14 Mar , 2025 - Il Messaggio

Il dilemma del Principe Azzurro: siamo pronti a rinunciare alla favola per la libertà?

Il capitolo “I diritti delle donne” presente nel romanzo di Cesare Pasetti “Il Messaggio, il post che cambia il mondo” si chiude con una domanda che è un vero e proprio schiaffo intellettuale, una provocazione che merita di essere analizzata a fondo.

Dopo aver costruito un sistema perfetto di parità legale, economica e fisica, l’autore lascia sospeso un dubbio amletico sulla natura umana.

La domanda rivolta a miliardi di donne è questa: preferite la parità assoluta, l’indipendenza e la lotta per l’autoaffermazione, oppure preferireste un “Principe Azzurro”? Un uomo ideale, ricco, buono e rispettoso che vi mantiene nel lusso senza chiedervi nulla in cambio se non di esistere?

È una domanda scomoda perché tocca corde profonde dell’inconscio collettivo e delle narrazioni con cui siamo cresciuti.

Da un lato c’è la dignità dell’autonomia, faticosa e rischiosa.
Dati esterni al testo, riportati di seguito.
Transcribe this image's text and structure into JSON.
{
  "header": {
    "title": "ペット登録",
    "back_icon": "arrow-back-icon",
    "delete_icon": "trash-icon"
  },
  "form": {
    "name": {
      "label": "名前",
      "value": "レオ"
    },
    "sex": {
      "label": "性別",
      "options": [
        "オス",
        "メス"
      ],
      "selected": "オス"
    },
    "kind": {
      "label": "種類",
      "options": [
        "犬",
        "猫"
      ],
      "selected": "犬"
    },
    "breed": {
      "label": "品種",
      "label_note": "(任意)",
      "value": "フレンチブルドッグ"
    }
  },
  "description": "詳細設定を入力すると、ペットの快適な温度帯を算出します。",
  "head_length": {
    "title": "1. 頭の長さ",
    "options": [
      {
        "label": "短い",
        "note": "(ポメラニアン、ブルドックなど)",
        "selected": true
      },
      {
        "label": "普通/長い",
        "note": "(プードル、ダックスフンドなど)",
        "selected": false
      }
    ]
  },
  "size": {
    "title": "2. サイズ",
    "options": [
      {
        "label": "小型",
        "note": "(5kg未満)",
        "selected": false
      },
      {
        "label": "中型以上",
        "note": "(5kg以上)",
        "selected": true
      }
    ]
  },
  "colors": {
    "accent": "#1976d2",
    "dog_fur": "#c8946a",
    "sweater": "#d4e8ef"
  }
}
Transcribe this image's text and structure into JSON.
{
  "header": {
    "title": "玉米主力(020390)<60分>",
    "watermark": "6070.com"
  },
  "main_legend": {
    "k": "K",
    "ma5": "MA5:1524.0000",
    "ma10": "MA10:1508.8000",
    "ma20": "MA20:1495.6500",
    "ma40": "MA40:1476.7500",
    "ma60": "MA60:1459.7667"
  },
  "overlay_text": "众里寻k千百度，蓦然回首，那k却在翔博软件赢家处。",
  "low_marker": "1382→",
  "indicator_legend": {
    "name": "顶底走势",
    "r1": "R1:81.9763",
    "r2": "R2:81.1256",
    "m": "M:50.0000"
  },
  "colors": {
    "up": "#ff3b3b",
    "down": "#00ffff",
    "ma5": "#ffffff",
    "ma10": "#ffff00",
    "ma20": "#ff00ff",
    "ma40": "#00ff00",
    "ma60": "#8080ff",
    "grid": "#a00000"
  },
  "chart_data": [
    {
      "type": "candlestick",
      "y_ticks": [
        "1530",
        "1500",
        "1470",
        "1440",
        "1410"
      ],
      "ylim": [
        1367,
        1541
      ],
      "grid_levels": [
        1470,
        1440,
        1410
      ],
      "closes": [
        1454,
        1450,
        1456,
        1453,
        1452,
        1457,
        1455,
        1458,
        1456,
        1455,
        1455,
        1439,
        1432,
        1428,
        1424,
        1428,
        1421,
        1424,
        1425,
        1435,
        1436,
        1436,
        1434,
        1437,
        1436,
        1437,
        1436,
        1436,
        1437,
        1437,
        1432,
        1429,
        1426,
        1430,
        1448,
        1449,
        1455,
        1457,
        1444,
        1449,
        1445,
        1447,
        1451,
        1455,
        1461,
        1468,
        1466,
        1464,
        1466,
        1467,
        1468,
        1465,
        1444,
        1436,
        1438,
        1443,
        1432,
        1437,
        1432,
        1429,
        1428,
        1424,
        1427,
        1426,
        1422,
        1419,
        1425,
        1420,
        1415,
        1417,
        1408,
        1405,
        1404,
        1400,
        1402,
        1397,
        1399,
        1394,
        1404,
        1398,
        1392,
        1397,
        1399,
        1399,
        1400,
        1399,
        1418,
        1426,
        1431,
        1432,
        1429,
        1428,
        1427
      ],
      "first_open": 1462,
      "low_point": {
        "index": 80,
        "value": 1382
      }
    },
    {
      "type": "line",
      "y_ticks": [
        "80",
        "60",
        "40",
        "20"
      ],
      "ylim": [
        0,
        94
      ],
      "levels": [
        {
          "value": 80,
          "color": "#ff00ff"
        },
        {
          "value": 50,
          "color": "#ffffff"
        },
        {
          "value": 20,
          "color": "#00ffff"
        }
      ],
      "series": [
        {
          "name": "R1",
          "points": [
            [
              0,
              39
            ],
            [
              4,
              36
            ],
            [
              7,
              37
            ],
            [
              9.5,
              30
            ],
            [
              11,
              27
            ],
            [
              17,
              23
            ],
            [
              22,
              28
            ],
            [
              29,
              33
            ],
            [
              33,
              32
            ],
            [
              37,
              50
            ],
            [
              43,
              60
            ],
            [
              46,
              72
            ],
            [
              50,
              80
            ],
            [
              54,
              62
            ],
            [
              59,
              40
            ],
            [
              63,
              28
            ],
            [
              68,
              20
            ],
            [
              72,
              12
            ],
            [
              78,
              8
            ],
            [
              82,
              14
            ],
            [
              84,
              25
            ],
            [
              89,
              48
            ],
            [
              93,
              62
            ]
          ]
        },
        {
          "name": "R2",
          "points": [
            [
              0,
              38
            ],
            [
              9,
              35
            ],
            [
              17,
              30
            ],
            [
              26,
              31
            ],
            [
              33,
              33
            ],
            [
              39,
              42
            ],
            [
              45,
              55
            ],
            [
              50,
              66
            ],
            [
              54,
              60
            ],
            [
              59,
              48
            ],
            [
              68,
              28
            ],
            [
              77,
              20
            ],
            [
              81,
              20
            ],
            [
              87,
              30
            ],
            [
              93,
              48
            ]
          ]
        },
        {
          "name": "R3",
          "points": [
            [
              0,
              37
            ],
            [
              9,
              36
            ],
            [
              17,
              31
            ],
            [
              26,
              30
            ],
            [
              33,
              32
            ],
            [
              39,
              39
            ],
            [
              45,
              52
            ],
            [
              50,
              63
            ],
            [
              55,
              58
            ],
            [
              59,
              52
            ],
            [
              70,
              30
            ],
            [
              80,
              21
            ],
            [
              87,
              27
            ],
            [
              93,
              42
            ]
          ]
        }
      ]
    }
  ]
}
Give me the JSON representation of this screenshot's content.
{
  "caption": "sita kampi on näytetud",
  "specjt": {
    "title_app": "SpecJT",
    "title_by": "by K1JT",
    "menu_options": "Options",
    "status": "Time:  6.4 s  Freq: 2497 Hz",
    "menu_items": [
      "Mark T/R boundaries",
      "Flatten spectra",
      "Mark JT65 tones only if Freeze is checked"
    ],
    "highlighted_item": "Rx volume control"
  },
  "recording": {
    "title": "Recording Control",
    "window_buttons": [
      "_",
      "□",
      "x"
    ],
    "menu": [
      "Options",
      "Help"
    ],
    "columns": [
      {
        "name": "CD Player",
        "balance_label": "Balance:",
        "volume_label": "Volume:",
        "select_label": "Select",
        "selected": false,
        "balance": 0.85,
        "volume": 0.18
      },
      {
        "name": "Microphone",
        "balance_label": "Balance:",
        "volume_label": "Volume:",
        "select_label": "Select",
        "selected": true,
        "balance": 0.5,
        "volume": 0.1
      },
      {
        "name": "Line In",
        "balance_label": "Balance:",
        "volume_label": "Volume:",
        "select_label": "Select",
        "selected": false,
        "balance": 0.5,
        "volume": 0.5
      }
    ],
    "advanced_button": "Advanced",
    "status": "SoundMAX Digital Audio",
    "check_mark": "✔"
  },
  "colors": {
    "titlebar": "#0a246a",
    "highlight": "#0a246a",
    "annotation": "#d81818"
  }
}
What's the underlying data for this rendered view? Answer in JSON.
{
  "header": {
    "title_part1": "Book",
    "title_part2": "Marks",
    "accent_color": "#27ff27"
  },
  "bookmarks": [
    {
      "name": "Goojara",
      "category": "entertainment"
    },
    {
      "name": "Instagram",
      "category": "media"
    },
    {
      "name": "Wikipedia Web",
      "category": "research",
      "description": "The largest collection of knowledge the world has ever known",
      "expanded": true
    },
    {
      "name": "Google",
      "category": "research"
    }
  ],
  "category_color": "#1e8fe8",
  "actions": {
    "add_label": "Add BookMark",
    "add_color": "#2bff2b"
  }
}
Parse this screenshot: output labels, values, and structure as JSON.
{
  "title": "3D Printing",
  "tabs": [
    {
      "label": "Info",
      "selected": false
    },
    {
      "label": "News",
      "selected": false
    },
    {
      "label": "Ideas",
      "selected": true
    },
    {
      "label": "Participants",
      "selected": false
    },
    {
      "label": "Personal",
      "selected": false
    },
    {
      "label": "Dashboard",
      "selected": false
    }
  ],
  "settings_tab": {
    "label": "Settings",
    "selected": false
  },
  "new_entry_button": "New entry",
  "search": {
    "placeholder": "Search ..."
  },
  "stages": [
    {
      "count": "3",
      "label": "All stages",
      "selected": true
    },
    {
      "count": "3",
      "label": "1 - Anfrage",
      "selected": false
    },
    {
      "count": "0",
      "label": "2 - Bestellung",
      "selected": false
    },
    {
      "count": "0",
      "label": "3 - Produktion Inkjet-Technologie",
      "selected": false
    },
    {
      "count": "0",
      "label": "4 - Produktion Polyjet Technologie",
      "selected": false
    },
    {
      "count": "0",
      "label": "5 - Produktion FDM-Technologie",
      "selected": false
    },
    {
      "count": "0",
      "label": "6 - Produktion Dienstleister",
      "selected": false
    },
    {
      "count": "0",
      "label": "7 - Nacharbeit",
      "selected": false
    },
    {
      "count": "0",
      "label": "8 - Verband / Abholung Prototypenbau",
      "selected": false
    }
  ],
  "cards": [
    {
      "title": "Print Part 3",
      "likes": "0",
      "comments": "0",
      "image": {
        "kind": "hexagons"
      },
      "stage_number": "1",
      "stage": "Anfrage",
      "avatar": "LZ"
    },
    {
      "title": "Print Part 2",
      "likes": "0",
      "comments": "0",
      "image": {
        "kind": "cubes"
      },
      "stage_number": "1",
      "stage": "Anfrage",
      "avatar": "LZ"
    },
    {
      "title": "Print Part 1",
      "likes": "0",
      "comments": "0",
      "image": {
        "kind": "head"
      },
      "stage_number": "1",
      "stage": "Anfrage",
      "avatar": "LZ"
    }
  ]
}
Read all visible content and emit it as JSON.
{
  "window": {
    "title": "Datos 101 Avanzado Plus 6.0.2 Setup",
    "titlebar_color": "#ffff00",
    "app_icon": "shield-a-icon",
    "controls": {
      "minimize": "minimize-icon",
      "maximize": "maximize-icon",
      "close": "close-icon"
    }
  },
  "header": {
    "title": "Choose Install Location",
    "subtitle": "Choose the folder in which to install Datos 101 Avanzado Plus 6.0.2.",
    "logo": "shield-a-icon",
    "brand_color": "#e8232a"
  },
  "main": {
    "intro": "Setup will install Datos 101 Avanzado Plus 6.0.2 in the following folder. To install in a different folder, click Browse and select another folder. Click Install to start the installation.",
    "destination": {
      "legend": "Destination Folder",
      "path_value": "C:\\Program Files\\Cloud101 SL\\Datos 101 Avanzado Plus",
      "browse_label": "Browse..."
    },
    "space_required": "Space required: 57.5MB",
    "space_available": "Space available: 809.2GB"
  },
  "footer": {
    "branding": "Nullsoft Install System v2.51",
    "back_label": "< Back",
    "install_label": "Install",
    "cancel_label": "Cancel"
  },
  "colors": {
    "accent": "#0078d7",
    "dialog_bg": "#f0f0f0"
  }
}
Dall’altro c’è la seduzione della protezione totale, una gabbia dorata dove però la porta è aperta da un carceriere gentile.

Pasetti, attraverso i suoi personaggi, ammette di non conoscere la risposta. “Non lo so? Vorrei chiederglielo!”. Questa chiusura ci costringe a guardarci allo specchio.

Quanto della nostra ricerca di parità è sincera e quanto, invece, siamo ancora vittime di retaggi culturali che ci fanno sognare di essere “salvati” da qualcun altro?

Il libro suggerisce che la vera libertà non è solo avere leggi giuste (come quelle della Temo), ma liberarsi anche dalle favole tossiche che ci raccontiamo.

Finché il sogno segreto sarà quello di essere mantenuti e accuditi (vale per donne e uomini), la parità sarà solo una facciata legale.

La vera rivoluzione, sembra dirci Pasetti, deve avvenire prima nella nostra testa: scegliere la fatica della libertà al posto del comfort della dipendenza.